A digital platform is based on utility and provides something that the consumer and audience will feel like using again and again. The best and most pervasive platforms become part of the audience’s lives. Even after the media spend ends, the money and energy invested in campaigns pay off in ongoing participation with that platform.
A great example of a platform is Nike+. Nike+ stems from the Nike+iPod sports kit that is embedded into your shoe, which communicates with your iPod or iPhone device and is able to store information about your runs such as distance, pace, and calories burned.
On the digital front, this is centered on an online platform (nikeplus.com) that gives users the ability to analyse their running data, set goals, track their progress, connect with fellow runners, and participate in group challenges.
Think about it, Nike+ has literally reinvented running – from a traditionally solitary activity to something both fun and social. Digital platforms have the ability to not just change customer perceptions and get them to engage with the brand; it can even compel them to change their behaviours and get them to start running and staying healthy.
Platforms are digital destinations that encourage ongoing engagement. They are more like services and tools vs. your usual information-driven campaign microsite.
Platforms + Campaigns
Even a platform rich with information is no good unless people know it’s there. That’s where campaigns come in.
Nike has showed with its activation campaigns the power and synergies of platforms and campaigns when you run them together.

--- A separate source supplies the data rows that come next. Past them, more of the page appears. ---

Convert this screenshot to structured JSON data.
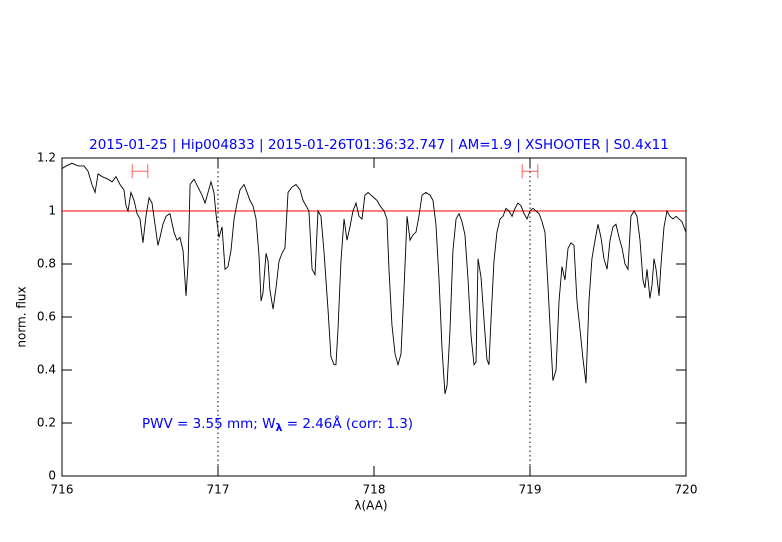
{
  "chart_data": {
    "type": "line",
    "title": "2015-01-25 | Hip004833 | 2015-01-26T01:36:32.747 | AM=1.9 | XSHOOTER | S0.4x11",
    "x_label": "λ(AA)",
    "y_label": "norm. flux",
    "annotation": {
      "prefix": "PWV = 3.55 mm; W",
      "subscript": "λ",
      "suffix": " = 2.46Å (corr: 1.3)"
    },
    "xlim": [
      716,
      720
    ],
    "ylim": [
      0,
      1.2
    ],
    "xticks": [
      716,
      717,
      718,
      719,
      720
    ],
    "yticks": [
      0,
      0.2,
      0.4,
      0.6,
      0.8,
      1,
      1.2
    ],
    "reference_line": {
      "y": 1,
      "color": "#ff0000"
    },
    "dotted_lines": [
      717,
      719
    ],
    "range_markers": [
      {
        "x": [
          716.45,
          716.55
        ],
        "y": 1.15
      },
      {
        "x": [
          718.95,
          719.05
        ],
        "y": 1.15
      }
    ],
    "range_color": "#ff6060",
    "series": [
      {
        "color": "#000000",
        "x": [
          716.0,
          716.026,
          716.064,
          716.103,
          716.141,
          716.167,
          716.192,
          716.212,
          716.231,
          716.256,
          716.295,
          716.321,
          716.346,
          716.372,
          716.397,
          716.41,
          716.423,
          716.442,
          716.462,
          716.481,
          716.5,
          716.519,
          716.538,
          716.558,
          716.577,
          716.596,
          716.615,
          716.628,
          716.647,
          716.667,
          716.692,
          716.718,
          716.737,
          716.756,
          716.776,
          716.795,
          716.808,
          716.821,
          716.846,
          716.872,
          716.897,
          716.917,
          716.936,
          716.955,
          716.974,
          716.987,
          717.006,
          717.026,
          717.045,
          717.064,
          717.083,
          717.103,
          717.122,
          717.141,
          717.167,
          717.186,
          717.205,
          717.224,
          717.244,
          717.263,
          717.276,
          717.288,
          717.308,
          717.321,
          717.333,
          717.353,
          717.372,
          717.391,
          717.41,
          717.429,
          717.449,
          717.474,
          717.5,
          717.526,
          717.545,
          717.564,
          717.583,
          717.603,
          717.622,
          717.641,
          717.66,
          717.679,
          717.705,
          717.724,
          717.744,
          717.756,
          717.769,
          717.788,
          717.808,
          717.827,
          717.846,
          717.865,
          717.885,
          717.904,
          717.923,
          717.942,
          717.962,
          717.981,
          718.0,
          718.019,
          718.038,
          718.064,
          718.083,
          718.096,
          718.115,
          718.135,
          718.154,
          718.173,
          718.192,
          718.212,
          718.231,
          718.25,
          718.269,
          718.288,
          718.308,
          718.333,
          718.359,
          718.378,
          718.397,
          718.417,
          718.436,
          718.455,
          718.468,
          718.487,
          718.506,
          718.526,
          718.545,
          718.564,
          718.583,
          718.603,
          718.622,
          718.641,
          718.654,
          718.667,
          718.686,
          718.705,
          718.724,
          718.737,
          718.75,
          718.769,
          718.788,
          718.808,
          718.827,
          718.846,
          718.865,
          718.885,
          718.904,
          718.923,
          718.942,
          718.962,
          718.981,
          719.0,
          719.019,
          719.038,
          719.058,
          719.077,
          719.096,
          719.115,
          719.135,
          719.147,
          719.167,
          719.186,
          719.205,
          719.224,
          719.244,
          719.263,
          719.282,
          719.301,
          719.321,
          719.34,
          719.359,
          719.378,
          719.397,
          719.417,
          719.436,
          719.455,
          719.474,
          719.494,
          719.513,
          719.532,
          719.551,
          719.571,
          719.59,
          719.609,
          719.628,
          719.647,
          719.667,
          719.686,
          719.705,
          719.724,
          719.737,
          719.75,
          719.769,
          719.782,
          719.795,
          719.808,
          719.827,
          719.84,
          719.859,
          719.878,
          719.897,
          719.917,
          719.936,
          719.955,
          719.974,
          720.0
        ],
        "values": [
          1.16,
          1.17,
          1.18,
          1.17,
          1.17,
          1.15,
          1.1,
          1.07,
          1.14,
          1.13,
          1.12,
          1.11,
          1.13,
          1.1,
          1.08,
          1.02,
          1.0,
          1.07,
          1.04,
          0.99,
          0.97,
          0.88,
          0.98,
          1.05,
          1.03,
          0.95,
          0.87,
          0.9,
          0.95,
          0.98,
          0.99,
          0.92,
          0.89,
          0.9,
          0.85,
          0.68,
          0.8,
          1.1,
          1.12,
          1.09,
          1.06,
          1.03,
          1.07,
          1.11,
          1.07,
          0.99,
          0.9,
          0.94,
          0.78,
          0.79,
          0.85,
          0.97,
          1.03,
          1.08,
          1.1,
          1.07,
          1.04,
          1.02,
          0.97,
          0.83,
          0.66,
          0.69,
          0.84,
          0.81,
          0.7,
          0.63,
          0.71,
          0.81,
          0.84,
          0.86,
          1.07,
          1.09,
          1.1,
          1.08,
          1.04,
          1.02,
          1.0,
          0.78,
          0.76,
          1.0,
          0.98,
          0.85,
          0.63,
          0.45,
          0.42,
          0.42,
          0.55,
          0.81,
          0.97,
          0.89,
          0.94,
          1.0,
          1.03,
          0.98,
          0.97,
          1.06,
          1.07,
          1.06,
          1.05,
          1.04,
          1.02,
          1.0,
          0.97,
          0.78,
          0.57,
          0.46,
          0.42,
          0.46,
          0.7,
          0.98,
          0.89,
          0.91,
          0.92,
          0.98,
          1.06,
          1.07,
          1.06,
          1.04,
          0.95,
          0.74,
          0.48,
          0.31,
          0.34,
          0.55,
          0.85,
          0.97,
          0.99,
          0.96,
          0.91,
          0.74,
          0.53,
          0.42,
          0.43,
          0.82,
          0.75,
          0.59,
          0.44,
          0.42,
          0.59,
          0.81,
          0.92,
          0.97,
          0.98,
          1.01,
          1.0,
          0.98,
          1.01,
          1.03,
          1.02,
          0.99,
          0.97,
          1.0,
          1.01,
          1.0,
          0.99,
          0.96,
          0.92,
          0.72,
          0.49,
          0.36,
          0.4,
          0.66,
          0.79,
          0.74,
          0.86,
          0.88,
          0.87,
          0.66,
          0.55,
          0.44,
          0.35,
          0.66,
          0.82,
          0.89,
          0.95,
          0.9,
          0.82,
          0.78,
          0.89,
          0.94,
          0.95,
          0.9,
          0.86,
          0.8,
          0.78,
          0.98,
          1.0,
          0.98,
          0.89,
          0.74,
          0.71,
          0.78,
          0.67,
          0.72,
          0.82,
          0.78,
          0.68,
          0.8,
          0.94,
          1.0,
          0.98,
          0.97,
          0.98,
          0.97,
          0.96,
          0.92
        ]
      }
    ]
  }
}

Platform-centric campaigns such as the Nike Human Race, Men vs. Women, and Nike City10K Singapore vs. Kuala Lumpur all feed and build equity on the Nike+ platform, allowing the audience to participate in social challenges that help them get fit.

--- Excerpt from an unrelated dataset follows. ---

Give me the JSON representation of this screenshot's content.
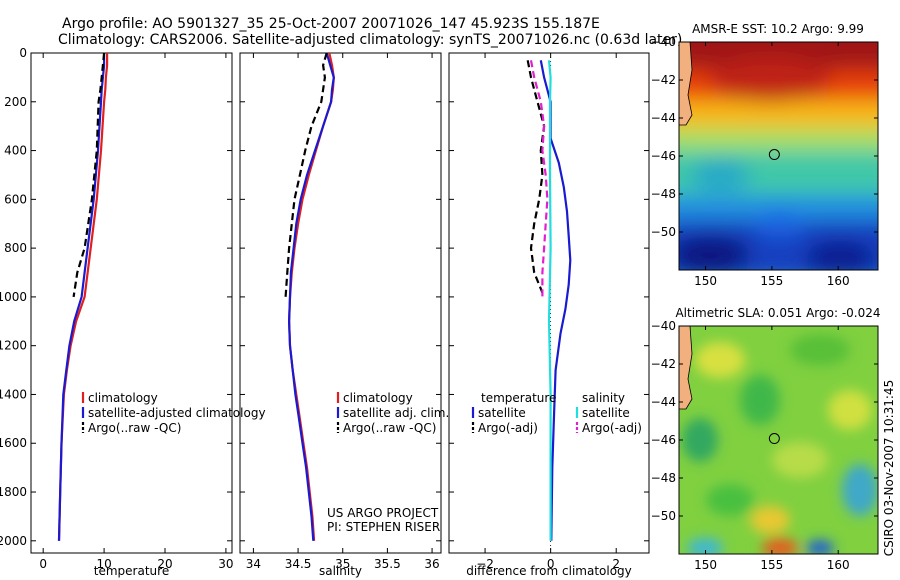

These campaigns don’t just drive brand awareness; they activate the existing platform community and provide new value to them. Additionally, they drive new membership and as they develop reach and frequency over time, create long-term value for the brand in the form of an owned media channel of customers and advocates.
Building a destination that gives people a reason to return and creating seasonal messages to remind them to do so is what creates great synergy between platforms and campaigns.
How Do We Create Platforms?
In this day and age, good digital planning revolves around platform ideas and not just (digital) channel tactics. Great platform ideas have the ability to change audience behaviours. This then becomes an own-able behaviour that brands can have, and with such branded behaviour, the audience literally becomes your ads.
Instead of looking at insights and then trying to plan a campaign around customer behaviours, platform ideas allow brands to decide how they want to shape that behaviour.
Platforms are rooted in communities and communities succeed if they solve a need, share an interest/passion, and connect people with those they care about.
The platform has to create value for its audience and this can be in the form of information, entertainment, or a utility. The platform should offer multiple levels of involvement, from creating and commenting to consuming content. In addition, the content provided should be curated by both the brand and its members so that the audience has new ways of discovering content.
In turn, a platform should provide brands with:
- A marketing/owned media channel
- Relevant content (via co-creation and crowdsourcing) that attracts people within the category
- A place for applications and services to be built on
- A place for consumers to talk to each other and to the brand
Platform ideas often do not fit into the client mould because of the long-term commitments. They are difficult to build and require a large commitment in terms of resources and budgets.
A key challenge for agencies to be able to deliver platform ideas is to have a connection with clients in top management. As we all know, many great ideas have been killed at a junior level before it even reaches upper management. This is especially important for platform ideas because it often requires a paradigm shift and will need the influence and buy-in of the company CEO.
The output of advertising has to change along with the changing digital landscape.
With platforms, a brand can reach its customers through meaningful personal experiences, two-way communication, and innovative technology.
Digital platforms unfold as they go, with the ability to build long-term communities over an indefinite period of time. When executed correctly, they provide scalable growth and the basis for long-term relationships and an in-depth interaction and connection between the consumer and the brand.